THE ADJECTIVE CLAUSE
An adjective clause is a subordinate clause used to modify a noun or a pronoun in the main clause. It may be introduced by the pronouns who, whose, whom, which, or that (and sometimes when or where). These pronouns are called relative pronouns because they relate to a noun or a pronoun in the sentence. Occasionally, no relative pronoun is used, but it is implied or understood.
Is she the girl whom you met at the party? (whom relates to girl)
This is a book that I like. (that relates to book)
This is a book I like. (that is implied)
This is a house where Washington slept. (where relates to house)
Identifying Adjective Clauses. Underline the adjective clause in each of the following sentences. Bold the word it modifies.
Example: The book that he wrote has just been published.
- Mike, whose ancestors came from Ireland, marched in the St.

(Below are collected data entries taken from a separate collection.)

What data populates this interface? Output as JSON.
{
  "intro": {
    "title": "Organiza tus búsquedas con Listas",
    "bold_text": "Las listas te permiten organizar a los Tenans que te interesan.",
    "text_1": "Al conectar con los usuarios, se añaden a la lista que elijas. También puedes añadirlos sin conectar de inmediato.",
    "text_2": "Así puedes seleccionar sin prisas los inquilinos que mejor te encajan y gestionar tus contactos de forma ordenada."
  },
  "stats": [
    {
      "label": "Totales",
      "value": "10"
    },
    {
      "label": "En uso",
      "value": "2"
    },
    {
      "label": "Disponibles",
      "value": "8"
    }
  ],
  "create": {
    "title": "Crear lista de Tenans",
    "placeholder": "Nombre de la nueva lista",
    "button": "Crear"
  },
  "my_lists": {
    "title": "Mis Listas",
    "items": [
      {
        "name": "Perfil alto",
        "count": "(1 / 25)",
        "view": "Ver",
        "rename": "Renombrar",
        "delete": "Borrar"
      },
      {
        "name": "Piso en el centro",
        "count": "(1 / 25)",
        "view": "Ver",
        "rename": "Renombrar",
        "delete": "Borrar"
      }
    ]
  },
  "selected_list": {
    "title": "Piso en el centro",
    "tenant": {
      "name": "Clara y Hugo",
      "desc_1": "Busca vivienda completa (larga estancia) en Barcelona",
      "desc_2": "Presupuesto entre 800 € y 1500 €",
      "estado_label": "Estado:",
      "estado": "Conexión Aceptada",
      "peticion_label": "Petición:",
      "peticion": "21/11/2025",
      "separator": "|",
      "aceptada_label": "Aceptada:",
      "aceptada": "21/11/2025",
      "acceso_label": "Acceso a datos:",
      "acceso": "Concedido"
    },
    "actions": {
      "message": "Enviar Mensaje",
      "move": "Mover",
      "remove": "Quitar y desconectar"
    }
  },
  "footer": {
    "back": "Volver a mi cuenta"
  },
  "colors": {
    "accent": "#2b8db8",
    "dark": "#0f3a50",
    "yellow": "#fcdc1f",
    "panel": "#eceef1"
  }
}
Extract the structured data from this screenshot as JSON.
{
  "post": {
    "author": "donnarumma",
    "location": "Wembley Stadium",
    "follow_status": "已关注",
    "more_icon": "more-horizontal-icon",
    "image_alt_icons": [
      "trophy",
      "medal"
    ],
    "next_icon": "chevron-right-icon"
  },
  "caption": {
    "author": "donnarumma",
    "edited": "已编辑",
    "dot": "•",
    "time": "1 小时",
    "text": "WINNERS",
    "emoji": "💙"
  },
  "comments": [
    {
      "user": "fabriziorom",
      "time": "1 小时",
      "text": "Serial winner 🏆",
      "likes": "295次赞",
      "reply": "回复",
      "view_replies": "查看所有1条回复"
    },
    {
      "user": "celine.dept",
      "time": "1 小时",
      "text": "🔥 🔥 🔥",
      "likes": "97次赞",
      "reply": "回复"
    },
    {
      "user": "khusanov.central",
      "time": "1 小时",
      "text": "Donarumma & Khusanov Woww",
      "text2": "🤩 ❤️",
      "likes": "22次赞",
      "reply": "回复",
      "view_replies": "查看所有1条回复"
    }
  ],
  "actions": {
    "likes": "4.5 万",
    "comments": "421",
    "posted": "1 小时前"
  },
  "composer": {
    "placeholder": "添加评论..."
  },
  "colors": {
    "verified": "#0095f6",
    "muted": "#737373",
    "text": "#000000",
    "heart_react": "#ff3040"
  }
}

Patrick’s Day parade.
- The woman who lives next door is a registered nurse.
- Williamsburg, Virginia, is a place that I’d like to visit.
- Math, which is Dave’s favorite subject, has always been easy for him.
- There is the house that I’d like to buy.
- Larry’s letter, which he mailed Tuesday, reached me on Thursday.
- Summer, which is my favorite season, will be here in another week.
- Phil is reading The Call of the Wild, which is Jack London’s most famous book.
- We live just twenty miles from O’Hare Airport, which is the world’s busiest airport.
- Newton, Iowa, is the town where Barbara was born.